File ~/miniforge3/envs/Transformers/lib/python3.10/site-packages/haystack/modeling/data_handler/data_silo.py:785, in (.0) 783 with torch.inference_mode(): 784 batch_transposed = zip(*batch) # transpose dimensions (from batch, features, ... to features, batch, ...) --> 785 batch_transposed_list = [torch.stack(b) for b in batch_transposed] # create tensors for each feature 786 batch_dict = { 787 key: tensor.to(self.device) for key, tensor in zip(tensor_names, batch_transposed_list) 788 } # create input dict 789 y = self._run_teacher(batch=batch_dict) # run teacher model

RuntimeError: stack expects each tensor to be equal size, but got [5, 2] at entry 0 and [6, 2] at entry 2

I was simply running the code in this tutorial. How could I fix this problem? Thank you!

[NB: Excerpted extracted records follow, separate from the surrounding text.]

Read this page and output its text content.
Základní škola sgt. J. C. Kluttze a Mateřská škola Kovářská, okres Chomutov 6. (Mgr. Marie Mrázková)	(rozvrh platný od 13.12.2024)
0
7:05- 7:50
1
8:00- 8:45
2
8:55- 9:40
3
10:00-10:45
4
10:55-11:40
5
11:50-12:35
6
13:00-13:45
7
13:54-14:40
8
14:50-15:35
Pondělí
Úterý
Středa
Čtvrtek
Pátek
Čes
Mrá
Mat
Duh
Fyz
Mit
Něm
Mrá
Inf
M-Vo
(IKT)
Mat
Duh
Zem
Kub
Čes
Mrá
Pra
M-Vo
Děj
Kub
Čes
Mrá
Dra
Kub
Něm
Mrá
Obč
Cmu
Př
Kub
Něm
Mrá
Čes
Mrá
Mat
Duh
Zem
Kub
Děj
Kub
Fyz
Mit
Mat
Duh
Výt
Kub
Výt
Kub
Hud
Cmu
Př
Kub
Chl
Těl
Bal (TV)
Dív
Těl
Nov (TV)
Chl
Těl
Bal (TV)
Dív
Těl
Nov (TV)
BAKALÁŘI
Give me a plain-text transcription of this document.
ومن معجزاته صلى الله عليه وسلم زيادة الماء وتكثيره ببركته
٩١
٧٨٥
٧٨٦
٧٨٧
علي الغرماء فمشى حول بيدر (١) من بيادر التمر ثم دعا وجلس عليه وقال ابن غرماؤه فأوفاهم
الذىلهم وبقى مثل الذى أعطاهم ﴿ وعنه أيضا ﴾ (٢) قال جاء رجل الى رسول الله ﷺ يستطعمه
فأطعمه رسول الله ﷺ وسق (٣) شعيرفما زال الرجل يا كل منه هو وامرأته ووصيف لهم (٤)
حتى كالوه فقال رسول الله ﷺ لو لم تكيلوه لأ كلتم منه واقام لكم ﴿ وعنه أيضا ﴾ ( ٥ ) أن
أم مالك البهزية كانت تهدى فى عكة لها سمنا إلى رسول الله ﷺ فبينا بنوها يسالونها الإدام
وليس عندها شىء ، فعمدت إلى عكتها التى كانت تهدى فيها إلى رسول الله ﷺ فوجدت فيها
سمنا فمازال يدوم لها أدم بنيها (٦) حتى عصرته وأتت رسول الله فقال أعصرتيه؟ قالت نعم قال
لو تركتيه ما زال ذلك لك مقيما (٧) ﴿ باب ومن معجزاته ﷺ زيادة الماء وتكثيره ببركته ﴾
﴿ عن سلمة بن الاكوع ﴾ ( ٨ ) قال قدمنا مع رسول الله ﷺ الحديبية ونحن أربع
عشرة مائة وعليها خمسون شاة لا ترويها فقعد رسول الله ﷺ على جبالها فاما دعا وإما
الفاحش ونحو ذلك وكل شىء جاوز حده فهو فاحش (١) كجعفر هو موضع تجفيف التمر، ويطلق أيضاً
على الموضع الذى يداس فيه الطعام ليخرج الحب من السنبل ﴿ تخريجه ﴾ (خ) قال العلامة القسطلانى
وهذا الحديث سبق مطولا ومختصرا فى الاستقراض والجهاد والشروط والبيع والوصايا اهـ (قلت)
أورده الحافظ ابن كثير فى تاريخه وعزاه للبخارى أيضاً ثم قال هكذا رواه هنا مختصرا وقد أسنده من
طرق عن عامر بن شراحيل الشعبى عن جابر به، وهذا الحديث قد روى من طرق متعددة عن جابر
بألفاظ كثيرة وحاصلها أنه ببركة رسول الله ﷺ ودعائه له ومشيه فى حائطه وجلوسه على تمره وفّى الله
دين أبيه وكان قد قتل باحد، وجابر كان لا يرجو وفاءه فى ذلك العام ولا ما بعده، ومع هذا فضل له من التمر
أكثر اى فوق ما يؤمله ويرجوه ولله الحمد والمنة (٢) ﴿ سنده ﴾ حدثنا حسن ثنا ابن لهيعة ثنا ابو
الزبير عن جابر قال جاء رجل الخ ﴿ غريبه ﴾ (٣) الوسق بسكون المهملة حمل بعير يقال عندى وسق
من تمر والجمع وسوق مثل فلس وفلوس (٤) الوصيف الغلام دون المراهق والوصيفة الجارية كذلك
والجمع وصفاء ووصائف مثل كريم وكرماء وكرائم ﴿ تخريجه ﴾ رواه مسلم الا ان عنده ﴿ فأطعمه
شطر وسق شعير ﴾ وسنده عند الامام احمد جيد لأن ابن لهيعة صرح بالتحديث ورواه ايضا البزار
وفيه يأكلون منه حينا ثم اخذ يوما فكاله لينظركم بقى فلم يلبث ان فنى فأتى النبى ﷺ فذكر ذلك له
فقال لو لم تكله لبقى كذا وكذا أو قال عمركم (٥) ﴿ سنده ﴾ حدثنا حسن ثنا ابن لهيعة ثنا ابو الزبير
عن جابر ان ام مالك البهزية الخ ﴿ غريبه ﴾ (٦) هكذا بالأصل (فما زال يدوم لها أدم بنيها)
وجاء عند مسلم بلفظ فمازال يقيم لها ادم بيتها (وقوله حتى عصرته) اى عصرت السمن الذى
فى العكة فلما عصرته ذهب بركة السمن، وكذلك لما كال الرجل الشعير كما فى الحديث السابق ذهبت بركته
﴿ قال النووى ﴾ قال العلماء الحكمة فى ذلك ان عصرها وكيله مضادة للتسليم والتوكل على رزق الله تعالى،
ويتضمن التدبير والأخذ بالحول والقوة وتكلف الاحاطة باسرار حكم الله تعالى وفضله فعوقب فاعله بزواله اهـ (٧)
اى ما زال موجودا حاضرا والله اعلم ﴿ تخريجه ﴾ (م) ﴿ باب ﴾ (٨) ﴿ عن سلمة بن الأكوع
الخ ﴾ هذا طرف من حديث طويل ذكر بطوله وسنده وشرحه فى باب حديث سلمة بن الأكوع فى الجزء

anakin87 commented 1 year ago

Hello @WuJiunShiung, I'm closing this issue in favor of #5114, where the problem was originally reported. We're currently trying to address it (see #5197). Probably the bugfix will be released in 1.18.0.

In the meantime, you can downgrade to Haystack 1.16.1, if you need to fine-tune your model.